Apprentice success linked to program completion

OTTAWA — There are some within the trucking community who would like to see trucking become an apprenticed occupation, while others at the very least are pushing for a national training standard.

A recent report from Statistics Canada reveals the success apprentices can have after completing their program, but also outlines some important roadblocks some students had in completing a chosen program.

Nationally, 88 percent of apprentices who completed their program were employed, compared with 82 percent of those who did not finish. Those who completed were also more likely to have full-time jobs and receive substantially higher wages.

While it might not be a big revelation that apprentices who completed a program are more employable than someone with without full qualification, the report also gave a glimpse into the reasons a student might choose another path.

There are a number of factors to explain why discontinuers left their apprenticeship program. The reason most often cited by discontinuers – 16 percent – for not completing their program was not enough work in the trade to warrant continuing or insufficient income as an apprentice to meet their requirements.
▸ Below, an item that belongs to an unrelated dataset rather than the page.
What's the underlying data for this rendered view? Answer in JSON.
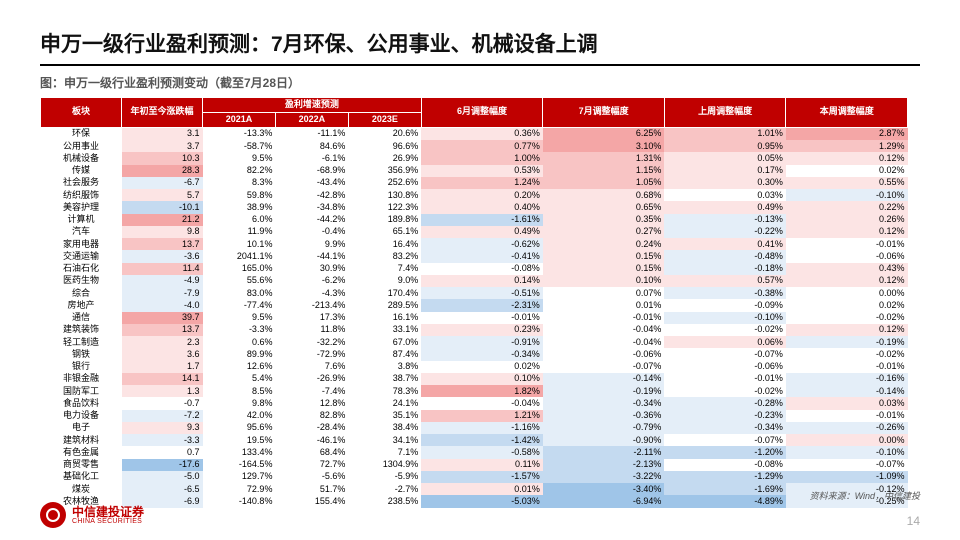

About 10 percent of discontinuers stopped their program because they had received a better job offer. A further 8 percent of apprentices discontinued their program because they wanted to change jobs or careers, became self-employed or lost interest.

An additional 8 percent of discontinuers stopped because they disliked the work or the working conditions, while 4 percent discontinued their studies as a result of employer, company, or union issues, including problems such as the employer discontinuing the apprenticeship program or not following the rules.

As well, 3 in 10 discontinuers reported a diverse range of other reasons for not completing their apprenticeship program.